Por acaso até saiu bem e poderia ter terminado as sessões fotográficas, porém, ontem, à hora de almoço, resolvi experimentar entrar numa Igreja e afrontar todos os clérigos com uma fotografia ainda melhor. Seria A Última Ceia numa espécie de vingança disfarçada e uma forma de protesto contra os podres da Igreja.O máximo que me poderia acontecer era levar um ralhete do padre, pensava eu. Entrei e estavam duas senhoras no altar a rezar alto. Uma Igreja enorme e estavam duas senhoras, sem livros, a rezar sozinhas. Pessoas estranhas, ou sou só eu a achar isso estranho?
Foto 2

Olhem, tive de me contentar com a porta, mas respirei de alivio, porque me livrei de uma situação daquelas complicadas de explicar, e continuei a minha aventura estranha com pessoas ainda mais estranhas.
Foto 3

Mais uma foto que ficou bem e ainda assim, numa tentativa de enfrentar os medos, fui andando para outros locais.
Durante o resto do passeio tudo corria bem e eis senão quando encontrei uma senhora ao telemóvel. Falava tão alto que ouvi toda a conversa sobre a sua gravidez.

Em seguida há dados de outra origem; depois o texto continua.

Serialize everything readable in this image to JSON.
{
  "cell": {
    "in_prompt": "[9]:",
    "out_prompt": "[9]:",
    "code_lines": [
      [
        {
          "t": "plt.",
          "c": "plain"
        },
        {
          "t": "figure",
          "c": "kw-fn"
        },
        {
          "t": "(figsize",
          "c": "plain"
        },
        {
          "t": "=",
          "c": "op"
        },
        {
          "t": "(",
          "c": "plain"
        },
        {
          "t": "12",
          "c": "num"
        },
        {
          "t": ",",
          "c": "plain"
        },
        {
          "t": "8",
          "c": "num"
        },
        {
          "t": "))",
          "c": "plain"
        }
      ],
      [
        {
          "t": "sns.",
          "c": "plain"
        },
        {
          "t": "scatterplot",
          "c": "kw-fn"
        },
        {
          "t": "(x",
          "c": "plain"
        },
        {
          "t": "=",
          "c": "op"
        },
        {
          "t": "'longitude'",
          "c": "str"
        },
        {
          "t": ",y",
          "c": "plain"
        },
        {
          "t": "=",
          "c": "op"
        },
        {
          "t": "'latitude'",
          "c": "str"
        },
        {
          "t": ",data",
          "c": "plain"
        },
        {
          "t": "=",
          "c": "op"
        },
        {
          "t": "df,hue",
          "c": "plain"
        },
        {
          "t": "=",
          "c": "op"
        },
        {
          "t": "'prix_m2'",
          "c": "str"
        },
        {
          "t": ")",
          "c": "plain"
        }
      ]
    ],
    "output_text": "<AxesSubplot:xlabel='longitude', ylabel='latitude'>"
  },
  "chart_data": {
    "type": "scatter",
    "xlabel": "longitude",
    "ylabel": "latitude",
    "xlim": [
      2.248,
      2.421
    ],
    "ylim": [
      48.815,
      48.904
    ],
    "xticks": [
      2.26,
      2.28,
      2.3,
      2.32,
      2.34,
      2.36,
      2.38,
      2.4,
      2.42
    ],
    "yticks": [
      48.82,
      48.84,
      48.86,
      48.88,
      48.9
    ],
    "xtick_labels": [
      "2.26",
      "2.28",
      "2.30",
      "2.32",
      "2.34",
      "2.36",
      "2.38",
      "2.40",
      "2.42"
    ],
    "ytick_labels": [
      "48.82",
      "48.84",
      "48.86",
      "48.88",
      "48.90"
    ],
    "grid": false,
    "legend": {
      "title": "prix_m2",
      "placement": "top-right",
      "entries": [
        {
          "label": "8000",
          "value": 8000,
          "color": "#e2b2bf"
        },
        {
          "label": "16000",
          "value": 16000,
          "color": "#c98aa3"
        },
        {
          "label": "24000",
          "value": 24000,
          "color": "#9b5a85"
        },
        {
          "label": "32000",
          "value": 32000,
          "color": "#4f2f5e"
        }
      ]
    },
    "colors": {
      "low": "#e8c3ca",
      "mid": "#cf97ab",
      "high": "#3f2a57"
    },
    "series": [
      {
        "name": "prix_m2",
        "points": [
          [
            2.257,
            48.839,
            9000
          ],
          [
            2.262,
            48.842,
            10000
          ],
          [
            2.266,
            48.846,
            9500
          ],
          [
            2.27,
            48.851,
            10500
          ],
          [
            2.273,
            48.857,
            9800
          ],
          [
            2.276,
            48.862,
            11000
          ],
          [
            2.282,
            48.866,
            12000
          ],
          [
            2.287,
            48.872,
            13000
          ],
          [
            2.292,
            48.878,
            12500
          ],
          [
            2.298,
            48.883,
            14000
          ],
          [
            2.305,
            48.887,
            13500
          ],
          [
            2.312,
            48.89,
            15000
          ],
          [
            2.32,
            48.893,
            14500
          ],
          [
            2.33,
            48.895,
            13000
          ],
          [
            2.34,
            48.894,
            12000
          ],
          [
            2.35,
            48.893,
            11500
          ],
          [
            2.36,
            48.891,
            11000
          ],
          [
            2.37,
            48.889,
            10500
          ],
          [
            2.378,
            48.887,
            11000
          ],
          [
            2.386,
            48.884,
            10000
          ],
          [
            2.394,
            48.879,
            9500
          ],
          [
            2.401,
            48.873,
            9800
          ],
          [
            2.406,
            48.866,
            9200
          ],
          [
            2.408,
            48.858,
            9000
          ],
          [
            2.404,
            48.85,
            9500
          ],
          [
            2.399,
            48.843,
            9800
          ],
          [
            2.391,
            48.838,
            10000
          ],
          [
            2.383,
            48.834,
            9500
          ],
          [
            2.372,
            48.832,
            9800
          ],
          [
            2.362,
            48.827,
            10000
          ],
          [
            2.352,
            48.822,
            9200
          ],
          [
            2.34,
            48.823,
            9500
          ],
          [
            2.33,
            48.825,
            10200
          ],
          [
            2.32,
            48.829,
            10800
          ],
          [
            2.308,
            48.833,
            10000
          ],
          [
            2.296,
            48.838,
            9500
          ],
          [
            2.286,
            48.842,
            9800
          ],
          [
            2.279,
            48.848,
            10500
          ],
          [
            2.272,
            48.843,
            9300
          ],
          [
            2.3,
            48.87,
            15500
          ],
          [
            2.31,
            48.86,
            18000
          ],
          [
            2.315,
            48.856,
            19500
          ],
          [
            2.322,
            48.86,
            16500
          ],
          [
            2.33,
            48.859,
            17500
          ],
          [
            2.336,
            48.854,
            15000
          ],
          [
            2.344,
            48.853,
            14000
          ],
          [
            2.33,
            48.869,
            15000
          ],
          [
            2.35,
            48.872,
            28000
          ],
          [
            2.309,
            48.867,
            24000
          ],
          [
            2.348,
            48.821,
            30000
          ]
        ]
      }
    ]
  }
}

Pessoas muito estranhas.
Foto 4

Virei logo na primeira Rua e depressa esqueci o sucedido, porque a hora de almoço estava a terminar e o trabalho náo espera por ninguém.
Foto 5

Espero que tenham gostado e, se acharam alguma coisa estranha, por favor comentem.
P.S.1. O Nuno Nepomuceno é só o escritor mais simpático que conheci até hoje, pelo que espero que este post não seja de molde a ferir susceptibilidades. Se for o caso, apresento as minhas sinceras desculpas.
P.S.2.Muitos parabéns pelo seu sucesso e espero que o novo livro já venha a caminho!
10 comentários:
Adorei!
Espero que faças o mesmo com outros livros!
Quanto às pessoas que não têm livros,problema delas...
Bom dia.
Já ouvi falar muito bem desse livro, será a minha próxima aquisição.
Não é nada estranho, as fotos ficaram super giras!
Também acho e diverti-me imenso nas minhas aventuras
Um beijinho e bom fim de semana.
Depois conta se gostaste.
Um beijinho e um bom fim de semana.
Eu diverti-me imenso, apesar de ser tímida.
Há que enfrentar os medos.
Já devias saber que as pessoas são realmente muito estranhas xD
Eu sou estranha, mas prefiro ser assim do que ser igual a toda a gente
Gostei muito das tuas fotos, uma delas tirada na minha terra natal...Leiria.
O teu medo é natural, eu no início também sentia o mesmo e até levei alguns raspanetes.
Depois fiquei mais atrevida e uma das minhas máquinas não se ouve o click.
Já fiz muitas viagens e há comportamentos diferentes, por exemplo no Camboja e Vietnam adoram ser fotografados, em S. Tomé, primeiro conversamos e depois pedimos autorização para o fazer.
Arrisca, não desistas porque já deu para perceber que tens jeito.
O livro que ainda não conheço foi muito bem publicitada.
Parabéns!
Beijos Mami
obrigada, Manu, pelas tuas palavras de incentivo. Divirto-me imenso a tirar fotografias.